Running this model creates many instances, but unlike before, just browsing through them is not enough to find anything obviously wrong. But we can ask Alloy to check some facts for us. This point can take a little thinking, but it seems that our fix could work if all the selects work.

Let’s state that as an assertion and ask Alloy to check if it holds.

assert selectIsGood {         // This is what we want Alloy to check
 all s : Operation.select |   // For all times when there is a select
  some userToken.s            // there is also a token in the database.
}

check selectIsGood for 6 // Check that selectIsGood is always true.

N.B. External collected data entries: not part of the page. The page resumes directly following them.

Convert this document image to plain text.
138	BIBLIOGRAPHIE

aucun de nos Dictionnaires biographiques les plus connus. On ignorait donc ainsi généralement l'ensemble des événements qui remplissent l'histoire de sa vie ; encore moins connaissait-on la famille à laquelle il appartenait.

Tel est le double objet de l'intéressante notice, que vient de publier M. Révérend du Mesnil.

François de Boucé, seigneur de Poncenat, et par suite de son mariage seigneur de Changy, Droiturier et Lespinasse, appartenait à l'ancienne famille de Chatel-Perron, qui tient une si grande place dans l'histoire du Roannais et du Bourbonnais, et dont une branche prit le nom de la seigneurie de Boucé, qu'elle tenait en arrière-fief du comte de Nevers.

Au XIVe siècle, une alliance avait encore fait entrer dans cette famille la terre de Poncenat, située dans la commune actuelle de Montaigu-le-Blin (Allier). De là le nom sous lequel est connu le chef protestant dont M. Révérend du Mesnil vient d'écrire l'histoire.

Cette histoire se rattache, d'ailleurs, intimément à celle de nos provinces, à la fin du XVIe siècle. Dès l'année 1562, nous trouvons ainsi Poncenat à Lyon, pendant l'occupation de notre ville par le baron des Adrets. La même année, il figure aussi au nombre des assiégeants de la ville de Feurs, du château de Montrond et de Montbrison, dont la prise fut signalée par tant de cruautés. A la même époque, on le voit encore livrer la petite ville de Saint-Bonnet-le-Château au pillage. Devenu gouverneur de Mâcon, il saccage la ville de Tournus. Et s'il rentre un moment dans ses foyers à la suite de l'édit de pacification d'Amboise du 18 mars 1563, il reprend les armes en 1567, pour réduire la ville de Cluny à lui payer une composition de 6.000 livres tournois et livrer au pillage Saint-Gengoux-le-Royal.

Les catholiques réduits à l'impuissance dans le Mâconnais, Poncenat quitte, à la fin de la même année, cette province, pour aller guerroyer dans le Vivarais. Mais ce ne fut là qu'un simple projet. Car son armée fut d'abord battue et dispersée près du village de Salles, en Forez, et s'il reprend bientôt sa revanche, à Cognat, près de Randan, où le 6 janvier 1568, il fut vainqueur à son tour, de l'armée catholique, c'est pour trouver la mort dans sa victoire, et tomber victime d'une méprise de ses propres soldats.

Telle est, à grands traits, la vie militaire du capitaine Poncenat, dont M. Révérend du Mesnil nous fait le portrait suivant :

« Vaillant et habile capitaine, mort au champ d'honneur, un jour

And, unfortunately, running this check gives us the following counterexample:

┌────────┬────────────┐
│DBState │userToken   │
├────────┼──────┬─────┤
│DBState⁰│Token²│Time³│
│        │      ├─────┤  ← Token² is in the DB at Time³ and Time⁵
│        │      │Time⁵│
│        ├──────┼─────┤
│        │Token³│Time²│  ← Token³ is in the DB at Time².
└────────┴──────┴─────┘
                   ↑
                 There are tokens in the table
                 only on Time², Time³ and Time⁵
                 Notably, there are no tokens at
                 Time⁴!

┌──────────────┬──────┬──────┬──────┐
│Operation     │delete│insert│select│
├──────────────┼──────┼──────┼──────┤
│Operation⁰    │ TIME⁴│ Time⁵│ Time⁵│
├──────────────┼──────┼──────┼──────┤
│Operation¹    │ Time¹│ Time³│ TIME⁴│   ← The table is empty at Time⁴ and
├──────────────┼──────┼──────┼──────┤     the select fails for Operation¹!
│Operation²    │ Time¹│ Time²│ Time²│
└──────────────┴──────┴──────┴──────┘
                  ↑       ↑      ↑
                These are the times when the
                respective actions take place

This time the counterexample is more complex. For our fix to fail, there must be three operations that occur concurrently. First, two of these operations do a delete and clear the database. Then, one of these two operations inserts a new token to the database, while the other fails to insert since there is a token in the table already. The operation which fails begins executing the exception handler, but before it manages to finish, a third operation comes in and clears the table again, leaving the select statement in the exception handler with nothing to select.

So, the proposed fix, which was type-checked, tested, CI’d, and peer-reviewed is actually faulty!

Concurrency is hard.

My Takeaways

It took me roughly half an hour to write the above Alloy models. In contrast, it originally took probably twice as much time to understand the issue and fix it. Then I also waited half an hour for the CI and my colleagues took some time to review my work.

Since the fix doesn’t even work, I can say that it certainly took longer to fix the issue than it would’ve if I’d stopped to model the issue when I found it. But, regrettably, I didn’t touch Alloy at all since the problem was ‘simple’.

This seems to be the difficult part with the tools like this. When do you pick them up? Certainly not for every problem, but perhaps more often than I do currently.

Where to get Alloy?

If you got piqued, here are few links to get started with Alloy:


PS. The right fix for this problem is to use serializable transactions and not to muck with concurrency one bit.